Генезис модного
Относительно того, как обычная вещь становится модной, существует множество теорий. Георг Зиммель (Зиммель 1996) и Габриэль Тард (Тард 2011: 304) говорят о «подражании» как об основном факторе формирования модного, впрочем, не объясняя, как возникает желание подражать тому или иному объекту. Гофман предлагал понимать становление модного через три большие внутренне дифференцированные категории: 1) «производители», создающие модные стандарты и объекты; 2) «потребители», усваивающие и использующие их в своем поведении; 3) «распространители», передающие модные стандарты и объекты от производителей к потребителям (Гофман 2004: 117). Но это, к сожалению, ничего не объясняет, так как здесь описывается лишь внешняя работа механизма, как будто и так уже известно, как вещь становится модной или как производятся модные вещи. Да и то, что именно «производители» создают модные стандарты и объекты, – само по себе сомнительно. Производители (дизайнеры) «черпают идеи», «вдохновляются» окружающей их действительностью (об этом дизайнеры любят рассказывать в интервью модным журналам). Но, возвращаясь к идейному кризису моды (который начался, пожалуй, после смерти Кристиана Диора, действительно устанавливавшего стандарты «прекрасного» и «модного»), стоит отметить, что явлением последних лет стало то, что производители нарушают «иерархию», берут идеи из «уличной моды» (streetwear).
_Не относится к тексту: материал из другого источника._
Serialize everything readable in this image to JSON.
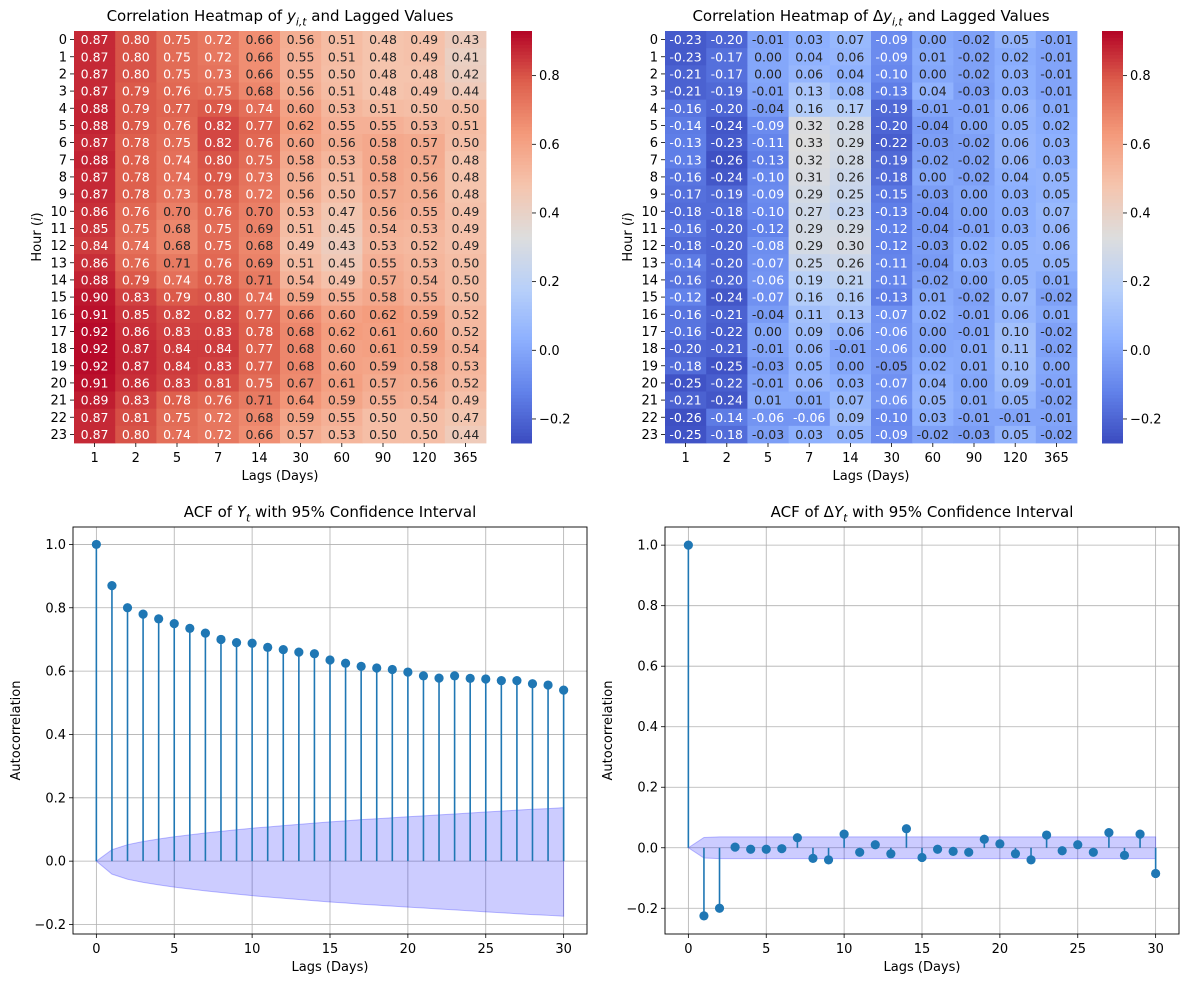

То есть не производитель «воспитывает» потребителя, а наоборот. Но в конечном итоге дизайнер создает свою коллекцию, модель выходит на подиум, журналисты записывают в блокноты и планшеты «считанные» с моделей тенденции и транслируют информацию потребителю, мода спускается на «улицу», преображается в streetwear, снова возвращается к дизайнеру, и «круг» замыкается. Выходит, «круговорот» присутствует не только во «временном» дискурсе моды, но и в идейно-пространственном.
Если же пока оставить в стороне вопрос о том, кто у кого заимствует идеи и кто на самом деле является субъектом генерирования модных объектов, то остается еще один вопрос – о механизме самого процесса «считывания» и метафоричности этого процесса.
Генезис модного – это «биполярный» процесс. Модное поле раскинулось в удвоенном мире, в той самой платоновской модели мироздания, разделенной на идеи и вещи. «Мир идей» актуализирован и персонифицирован в том, что называется haute couture, «мир вещей» – в prêt-а-porter, в повседневной, практикуемой моде.
На подиумах и дефиле демонстрируются модели одежды. Они словно находятся вне времени и пространства: все эпохи и культуры в разной степени так или иначе задействованы в этих моделях: даже если конкретные тенденции из прошлого не считываются в настоящем, они присутствуют подспудно, например как отрицание или как игнорирование. Но любая новая «форма-модель» заключена в контекст вечности, в контекст прошлого и будущего. Это возвращает нас к понятию «нового» в моде. «Нового» не бывает вне контекста «старого», как и добра не бывает без зла, если следовать утверждению Блаженного Августина.
Вещи, демонстрируемые на подиуме, нарочито оторваны от действительности, ими не предполагается пользоваться в повседневной жизни. Как правило, это в меньшей степени касается показов prêt-a-porter и в большей – haute couture, впрочем, опять же в последние годы происходит смешение форматов. Нередко можно увидеть коллекции prêt-a-porter нарочитые, игровые, гипертрофированные (как многие коллекции того же McQueen или Comme des Garçons, даже Prada или последние несколько сезонов Dolce & Gabbana) и, напротив, «жизненные» коллекции haute couture – как, например, показ Chanel (осень – зима 2013). Подробнее об этом будет рассказано в главе «Гламур».
Грим и вид девушек-моделей большинства дефиле подчеркивает их потусторонность: слишком яркие или слишком темные тени (макияж smoky eyes), заостренные черты (подчеркнутые скулы), отрешенный, устремленный в никуда взгляд, всклокоченные или же, напротив, нарочито прилизанные волосы, слишком идеальная походка – так не ходят по улице, так ходят только по подиуму, отсутствие улыбки. Некоторые дизайнеры добиваются эффекта потусторонности моделей с помощью специальных трюков – «одежды» для лица, превращая моделей в диковинных существ из иного мира. Такие примеры собрала в своей статье Линор Горалик: «Katie Eary делает из позолоченного пластика закрывающий лицо шлем в форме головы непонятного зубастого зверя, Maison Martin Margiela заворачивает головы моделей вместе со шляпами в непрозрачный трикотаж…» Она также приводит в пример «головной убор со страшным, рассекающим лицо „клювом”, маску Stephen Jones из пластмассовых перьев, накидку Lutz с черной бахромой до подбородка, непроницаемые челки моделей у Moschino» (Горалик 2011).